The mother had reported having Zika symptoms during her 26th week of pregnancy, including fever, rash, headache, joint pain. Doctors didn't originally detect any neurological abnormalities in the child during an initial physical exam.
Yet, a MRI scan found he had a reduced amount of functional tissue in his brain.
54 days after his birth, the baby's serum, saliva and urine were tested for the virus - and each tested positive for Zika.
At that point, the child had "no obvious illness or evidence of any immunocompromising condition."
By six months of age, though, the baby had neurological problems, and severe muscle contractions on the right side of the body.
It is not known whether the baby's Zika-related damage occured in the womb, or after birth, since the virus remained in his bloodstream for so long. However, it is believed that the virus was transmitted to the baby when he was still a fetus.
Scientists are continuing to work to learn more about how, exactly, Zika is transmitted from pregnant mother to fetus, in addition to how the virus can be transmitted sexually from an infected woman to her partner.

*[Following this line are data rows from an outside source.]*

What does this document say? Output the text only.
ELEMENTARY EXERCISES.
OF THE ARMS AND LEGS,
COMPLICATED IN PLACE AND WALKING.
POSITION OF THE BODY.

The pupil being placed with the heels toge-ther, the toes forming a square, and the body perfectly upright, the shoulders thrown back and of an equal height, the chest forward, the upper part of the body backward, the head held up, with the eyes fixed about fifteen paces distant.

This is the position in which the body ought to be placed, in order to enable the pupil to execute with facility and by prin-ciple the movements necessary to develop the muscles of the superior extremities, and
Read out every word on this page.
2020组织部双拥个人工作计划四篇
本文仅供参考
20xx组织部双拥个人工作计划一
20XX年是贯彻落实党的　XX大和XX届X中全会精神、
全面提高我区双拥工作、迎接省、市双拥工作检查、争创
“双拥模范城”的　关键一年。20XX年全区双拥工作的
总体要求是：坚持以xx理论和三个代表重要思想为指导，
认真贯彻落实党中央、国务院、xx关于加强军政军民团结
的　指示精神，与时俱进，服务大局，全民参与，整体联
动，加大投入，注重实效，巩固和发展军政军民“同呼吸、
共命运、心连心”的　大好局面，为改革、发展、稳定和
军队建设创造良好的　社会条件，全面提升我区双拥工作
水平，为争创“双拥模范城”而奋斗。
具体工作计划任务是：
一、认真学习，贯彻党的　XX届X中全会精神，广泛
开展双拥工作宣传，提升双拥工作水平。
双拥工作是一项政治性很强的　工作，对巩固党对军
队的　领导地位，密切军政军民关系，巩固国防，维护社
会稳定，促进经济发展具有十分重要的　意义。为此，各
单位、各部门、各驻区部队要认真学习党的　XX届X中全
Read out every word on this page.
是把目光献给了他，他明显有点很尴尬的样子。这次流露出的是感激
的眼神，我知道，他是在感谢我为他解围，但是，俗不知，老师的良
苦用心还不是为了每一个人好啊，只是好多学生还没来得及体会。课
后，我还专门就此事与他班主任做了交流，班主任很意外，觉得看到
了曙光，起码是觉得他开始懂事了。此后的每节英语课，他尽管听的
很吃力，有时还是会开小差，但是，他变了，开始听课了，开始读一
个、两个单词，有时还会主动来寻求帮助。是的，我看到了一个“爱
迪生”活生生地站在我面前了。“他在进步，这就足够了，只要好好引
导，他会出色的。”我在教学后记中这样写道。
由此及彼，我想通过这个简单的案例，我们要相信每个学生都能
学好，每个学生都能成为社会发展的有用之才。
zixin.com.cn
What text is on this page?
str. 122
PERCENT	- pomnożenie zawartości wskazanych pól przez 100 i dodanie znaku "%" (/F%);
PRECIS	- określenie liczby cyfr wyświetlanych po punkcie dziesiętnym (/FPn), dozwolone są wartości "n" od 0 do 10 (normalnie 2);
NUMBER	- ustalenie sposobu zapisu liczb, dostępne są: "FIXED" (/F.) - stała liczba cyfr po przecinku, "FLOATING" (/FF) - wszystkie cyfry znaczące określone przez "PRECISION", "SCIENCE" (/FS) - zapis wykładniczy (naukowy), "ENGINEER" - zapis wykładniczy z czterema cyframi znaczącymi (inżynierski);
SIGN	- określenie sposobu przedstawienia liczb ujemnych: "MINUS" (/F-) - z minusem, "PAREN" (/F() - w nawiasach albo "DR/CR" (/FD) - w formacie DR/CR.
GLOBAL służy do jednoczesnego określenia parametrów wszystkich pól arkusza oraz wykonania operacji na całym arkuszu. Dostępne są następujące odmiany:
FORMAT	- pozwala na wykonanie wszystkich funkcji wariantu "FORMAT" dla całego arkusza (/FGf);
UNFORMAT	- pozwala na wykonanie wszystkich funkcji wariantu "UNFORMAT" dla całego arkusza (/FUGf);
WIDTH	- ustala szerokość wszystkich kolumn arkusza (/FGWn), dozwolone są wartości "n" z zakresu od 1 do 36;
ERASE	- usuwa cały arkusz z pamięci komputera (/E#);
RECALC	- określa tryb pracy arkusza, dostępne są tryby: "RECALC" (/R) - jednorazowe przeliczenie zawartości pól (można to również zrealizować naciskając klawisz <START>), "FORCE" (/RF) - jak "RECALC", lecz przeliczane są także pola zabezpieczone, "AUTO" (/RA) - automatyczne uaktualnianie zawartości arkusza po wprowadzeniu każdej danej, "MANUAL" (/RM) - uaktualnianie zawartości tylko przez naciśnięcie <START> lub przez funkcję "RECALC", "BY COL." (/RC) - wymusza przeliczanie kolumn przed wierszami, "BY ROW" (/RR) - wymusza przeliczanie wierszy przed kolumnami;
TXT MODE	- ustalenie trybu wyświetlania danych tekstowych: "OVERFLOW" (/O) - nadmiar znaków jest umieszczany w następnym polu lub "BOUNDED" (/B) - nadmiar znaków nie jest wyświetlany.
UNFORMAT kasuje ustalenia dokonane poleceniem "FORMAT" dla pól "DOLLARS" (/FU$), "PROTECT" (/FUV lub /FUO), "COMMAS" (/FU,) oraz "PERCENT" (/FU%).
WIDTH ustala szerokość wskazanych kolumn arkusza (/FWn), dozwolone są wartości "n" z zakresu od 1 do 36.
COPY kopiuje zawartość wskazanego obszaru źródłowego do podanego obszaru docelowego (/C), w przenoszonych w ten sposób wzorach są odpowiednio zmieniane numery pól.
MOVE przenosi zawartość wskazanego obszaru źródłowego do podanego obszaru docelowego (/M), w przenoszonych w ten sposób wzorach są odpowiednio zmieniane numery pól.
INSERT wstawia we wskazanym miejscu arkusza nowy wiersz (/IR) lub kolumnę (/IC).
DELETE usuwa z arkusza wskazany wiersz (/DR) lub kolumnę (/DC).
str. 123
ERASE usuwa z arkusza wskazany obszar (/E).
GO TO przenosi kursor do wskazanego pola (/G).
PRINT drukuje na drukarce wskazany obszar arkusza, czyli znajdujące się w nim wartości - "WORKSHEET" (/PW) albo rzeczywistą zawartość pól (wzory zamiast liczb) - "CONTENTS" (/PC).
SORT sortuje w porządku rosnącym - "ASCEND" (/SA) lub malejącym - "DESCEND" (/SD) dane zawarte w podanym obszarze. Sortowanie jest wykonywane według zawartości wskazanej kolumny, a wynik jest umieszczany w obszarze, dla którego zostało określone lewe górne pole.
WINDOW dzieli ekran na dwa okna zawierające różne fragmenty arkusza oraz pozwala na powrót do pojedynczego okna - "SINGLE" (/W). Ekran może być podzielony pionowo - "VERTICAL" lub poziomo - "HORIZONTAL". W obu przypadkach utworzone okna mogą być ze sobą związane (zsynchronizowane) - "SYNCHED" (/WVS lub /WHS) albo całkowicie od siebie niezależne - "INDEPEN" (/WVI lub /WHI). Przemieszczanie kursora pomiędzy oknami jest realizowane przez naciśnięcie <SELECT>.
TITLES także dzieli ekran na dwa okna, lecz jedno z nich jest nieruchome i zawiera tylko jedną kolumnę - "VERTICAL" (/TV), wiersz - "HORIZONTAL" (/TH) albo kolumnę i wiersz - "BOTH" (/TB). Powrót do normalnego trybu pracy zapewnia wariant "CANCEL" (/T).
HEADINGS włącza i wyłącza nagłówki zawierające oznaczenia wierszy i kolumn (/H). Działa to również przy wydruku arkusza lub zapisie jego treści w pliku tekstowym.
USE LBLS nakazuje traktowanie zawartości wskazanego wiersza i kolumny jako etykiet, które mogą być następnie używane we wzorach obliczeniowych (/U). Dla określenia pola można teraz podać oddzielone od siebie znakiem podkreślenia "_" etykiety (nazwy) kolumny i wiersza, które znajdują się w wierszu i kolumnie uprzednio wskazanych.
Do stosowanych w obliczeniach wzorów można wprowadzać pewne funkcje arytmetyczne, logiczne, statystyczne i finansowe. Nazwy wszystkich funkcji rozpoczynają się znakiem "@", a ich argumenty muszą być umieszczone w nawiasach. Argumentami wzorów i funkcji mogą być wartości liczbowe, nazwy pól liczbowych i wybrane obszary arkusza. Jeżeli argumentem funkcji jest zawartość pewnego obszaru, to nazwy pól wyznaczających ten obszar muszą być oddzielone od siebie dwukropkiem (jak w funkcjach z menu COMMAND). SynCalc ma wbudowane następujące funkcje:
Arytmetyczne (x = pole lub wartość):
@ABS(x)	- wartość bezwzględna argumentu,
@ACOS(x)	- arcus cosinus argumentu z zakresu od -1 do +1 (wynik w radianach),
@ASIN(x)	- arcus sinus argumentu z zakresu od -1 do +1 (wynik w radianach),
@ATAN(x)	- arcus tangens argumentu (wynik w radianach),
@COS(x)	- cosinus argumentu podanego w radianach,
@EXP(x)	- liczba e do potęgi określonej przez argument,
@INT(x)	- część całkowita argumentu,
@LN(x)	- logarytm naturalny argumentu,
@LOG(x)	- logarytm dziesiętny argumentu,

Scientists had already been aware that Zika can be transmitted sexually from an infected male partner to an uninfected woman. It wasn't until July that the Centers for Disease Control and Prevention issued its first report of female-to-male sexual transmission of the virus.
Published in the journal Cell, scientists from Yale University set out to determine whether the virus can be replicated in a woman's vagina and how long it can remain there, and what effect that can have on sexual transmission and fetal development.
The team found that Zika can replicate in the vaginal tract of female mice, and that vaginal infection in pregnant mice during early pregnancy "led to fetal growth restriction and infection of the fetal brain."
Zika was found in the vaginal tracts of infected mice for up to seven days, though most of the time it clears out within four to five days.
"Our findings that [Zika] replicates in the vagina of mice is consistent with the report of sexual transmission from an infected female to her uninfected male partner," the study authors wrote.
The scientists added that humans are "naturally more susceptible" to Zika infection than mice, which means that the virus could replicate "more robustly" in human women.
"The finding may be important for women, not only pregnant women," Dr. Akiko Iwasaki, one of the study's authors, said in a statement.
"The vagina is a site where the virus can replicate and possibly transmit to partners. In pregnant women, vaginal transmission of Zika virus may have a significant impact on the developing fetus."